Gruppo strano quello dei tedeschi Von Thronstahl. Partiti negli anni ’90 con un 10” pubblicato dalla loro connazionale Eis und Licht, pubblicarono due album CD per l’inglese Cold Spring che subirono opinioni altamente contrastanti, un dibattito tra capolavoro mal compreso e sdegno misto ad ilarità. Con la pubblicazione del terzo e quarto capitolo della saga di Josef K. la fama del progetto teutonico ha perso sempre più stima e considerazione, causa lavori che musicalmente e concettualmente parlando mostravano segni di evidente decadenza stilistica. La Cold Spring ristampa i due primi lavori in lussuoso formato digipack con accluso ricco libretto che meriterebbe una menzione a parte. Immagini pacchiane, che strappano volentieri un sorriso ed estetica che non saprei definire. Si salvano giusto la longinea figura delle due gemelle presenti in formazione.

Alla title track è affidato il compito dell’apertura, una song industrial marzial molto pomposa con percussioni lontane nello sfondo, sulle stesse coordinate la successiva “Vorwarts” che pecca di incisività risultando alla lunga noiosa.
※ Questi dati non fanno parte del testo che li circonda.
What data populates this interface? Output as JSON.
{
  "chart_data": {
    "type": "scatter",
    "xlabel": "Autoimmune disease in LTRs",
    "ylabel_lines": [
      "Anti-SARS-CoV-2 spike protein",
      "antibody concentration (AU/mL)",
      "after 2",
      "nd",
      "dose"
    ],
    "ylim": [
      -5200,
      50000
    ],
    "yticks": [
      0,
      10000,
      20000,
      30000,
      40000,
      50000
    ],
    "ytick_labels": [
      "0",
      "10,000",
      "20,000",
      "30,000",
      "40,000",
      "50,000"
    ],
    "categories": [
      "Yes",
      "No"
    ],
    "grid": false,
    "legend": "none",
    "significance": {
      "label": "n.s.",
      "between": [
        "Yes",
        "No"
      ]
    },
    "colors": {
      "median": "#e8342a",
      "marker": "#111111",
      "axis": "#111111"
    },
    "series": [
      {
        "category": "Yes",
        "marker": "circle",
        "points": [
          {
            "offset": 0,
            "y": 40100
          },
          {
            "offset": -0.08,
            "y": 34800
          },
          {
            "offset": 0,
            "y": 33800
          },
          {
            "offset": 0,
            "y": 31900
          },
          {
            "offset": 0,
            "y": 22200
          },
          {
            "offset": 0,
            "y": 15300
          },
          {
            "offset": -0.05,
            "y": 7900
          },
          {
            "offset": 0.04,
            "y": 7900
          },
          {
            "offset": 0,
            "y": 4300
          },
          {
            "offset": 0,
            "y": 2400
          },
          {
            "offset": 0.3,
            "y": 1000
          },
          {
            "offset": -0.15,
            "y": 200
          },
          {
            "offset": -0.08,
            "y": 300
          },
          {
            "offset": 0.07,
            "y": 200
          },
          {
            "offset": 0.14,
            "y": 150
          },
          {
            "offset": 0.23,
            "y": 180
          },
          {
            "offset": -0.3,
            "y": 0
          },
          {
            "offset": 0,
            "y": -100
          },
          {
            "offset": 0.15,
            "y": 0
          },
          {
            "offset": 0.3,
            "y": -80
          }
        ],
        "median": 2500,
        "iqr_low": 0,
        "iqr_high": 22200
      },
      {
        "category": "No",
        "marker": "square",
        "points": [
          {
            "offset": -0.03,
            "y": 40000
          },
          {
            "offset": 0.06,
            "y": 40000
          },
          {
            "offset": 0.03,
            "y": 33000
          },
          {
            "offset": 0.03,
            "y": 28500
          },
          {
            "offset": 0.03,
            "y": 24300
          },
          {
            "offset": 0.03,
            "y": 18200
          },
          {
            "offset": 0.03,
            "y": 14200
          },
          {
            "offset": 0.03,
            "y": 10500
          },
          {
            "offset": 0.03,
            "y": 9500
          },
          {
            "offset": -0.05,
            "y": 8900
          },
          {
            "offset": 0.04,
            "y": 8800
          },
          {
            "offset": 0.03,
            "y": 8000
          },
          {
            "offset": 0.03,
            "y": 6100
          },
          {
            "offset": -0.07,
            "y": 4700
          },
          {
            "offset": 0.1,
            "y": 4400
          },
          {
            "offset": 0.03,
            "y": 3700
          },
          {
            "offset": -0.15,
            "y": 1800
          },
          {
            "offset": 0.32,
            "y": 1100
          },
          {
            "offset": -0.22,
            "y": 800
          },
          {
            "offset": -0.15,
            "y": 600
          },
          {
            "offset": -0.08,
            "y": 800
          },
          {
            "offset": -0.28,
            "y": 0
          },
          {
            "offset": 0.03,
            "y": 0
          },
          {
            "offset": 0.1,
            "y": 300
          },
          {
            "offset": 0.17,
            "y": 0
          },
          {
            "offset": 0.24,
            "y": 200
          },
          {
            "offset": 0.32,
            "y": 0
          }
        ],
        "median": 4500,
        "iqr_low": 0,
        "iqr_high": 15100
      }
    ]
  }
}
Anche “Schwarz, Weiss, Rot” è enfatica nelle sue bordate di synth simil apocalittici mentre “The Majestic Return” si affida ad un piano orchestrale coperto dalle percussioni fedeli al dramma dei Puissance. “Kristall/Kristus” porta l’assetto imperioso della loro musica all’eccesso, un turbinio di percussioni che di marziale ha tutto l’occorrente, come la successiva “Under the Mask of Humanity” che si distingue per le sue atmosfere più tragiche. “Sturmzeit” è una cacofonia esorbitante di ritmi militareschi, c’è spazio anche per una ballata (Heimaterde, Matterboden, Vaterland) comunque bordata da dosi abbondanti di tastiere sontuose e per una sinfonia teatrale “Noch Bluht”. Inconcludente il dramma storico di “Das Neue Reich”, con “Pontifex Solis” si chiude il CD con una traccia nello stile delle precedenti, si differisce solo per la presenza di una chitarra acustica e per i samples vocali duri e declamatori.

Tirando le somme, “Imperium Internum” è un lavoro che poteva donare qualcosa di buono se non fosse per l’eccessivo uso di tastiere pompose, per le atmosfere che vanno oltre il buon gusto e per un lavoro grafico/concettuale al limite della pacchianità, per la serie “vorrei ma non posso”… Album sopravvalutato ai tempi della sua uscita, difficile dire se una sua ristampa possa rivalutarne la sua utilità.